1.3 Web Hosting Services: Provider will host the Client’s website on its servers, ensuring reliable and secure access to the website.
2. Payment and Fees
2.1 Client agrees to pay the fees for the services as outlined in the proposal or agreement provided by Provider.
2.2 Payment Schedule: Client agrees to adhere to the payment schedule specified in the proposal or agreement. Failure to make timely payments may result in suspension or termination of services.
2.3 Non-Refundable Payments: All payments made by the Client to the Provider are non-refundable, except as expressly provided in this agreement or as required by law. This policy is in place due to the immediate allocation of resources and the commencement of work upon receipt of payment, which ensures the prompt and efficient delivery of services. By engaging our services and making a payment, the Client acknowledges and agrees to this non-refundable policy.
3. Intellectual Property Rights
3.1 Ownership: Upon full payment of all fees, the Client shall own the intellectual property rights to the website content and design, excluding any third-party materials or proprietary software used by the Provider.
3.2 License: Provider grants the Client a non-exclusive, non-transferable license to use the website and its content for the purposes intended.
4.1 Confidential Information: Both parties agree to keep confidential any proprietary or sensitive information disclosed during the course of the engagement.
4.2 Exceptions: Confidentiality obligations do not apply to information that is publicly available or becomes known to the receiving party through lawful means.
5.1 Termination by Client: Client may terminate the agreement by providing written notice to Provider. Upon termination, Client shall pay any outstanding fees for services rendered.

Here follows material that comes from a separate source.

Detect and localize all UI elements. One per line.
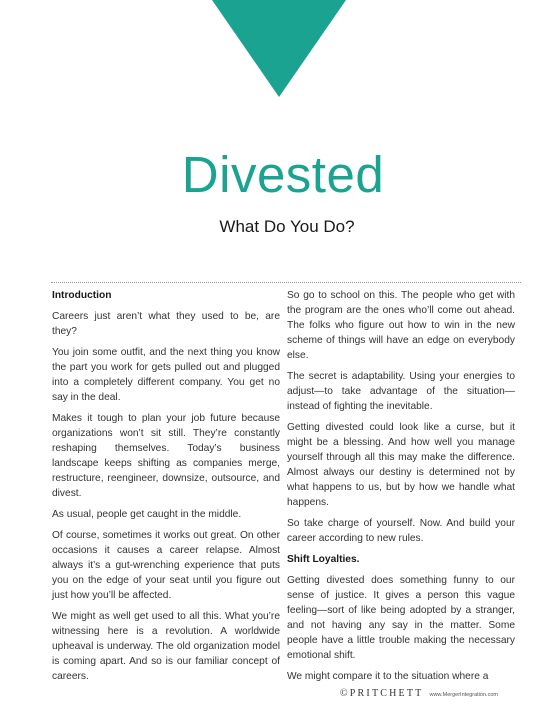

5.2 Termination by Provider: Provider may terminate the agreement if Client breaches any material term or condition. In such cases, Client shall remain liable for any unpaid fees and costs incurred up to the termination date.
6. Limitation of Liability
6.1 Exclusion of Consequential Damages: Provider shall not be liable for any indirect, incidental, special, or consequential damages arising out of or in connection with the services provided.
6.2 Maximum Liability: Provider’s maximum liability for any claim arising out of or related to the services shall not exceed the total fees paid by Client to Provider under this agreement.
7. Governing Law and Dispute Resolution
7.1 Governing Law: This agreement shall be governed by and construed in accordance with the laws of the State of [State], without regard to its conflict of law principles.
7.2 Dispute Resolution: Any dispute arising out of or relating to this agreement shall be resolved through arbitration in accordance with the rules of the American Arbitration Association, and the decision of the arbitrator shall be final and binding.
8.1 Entire Agreement: This agreement constitutes the entire understanding between the parties with respect to the subject matter herein and supersedes all prior agreements and understandings, whether written or oral.
8.2 Amendments: Any amendments or modifications to this agreement must be made in writing and signed by both parties.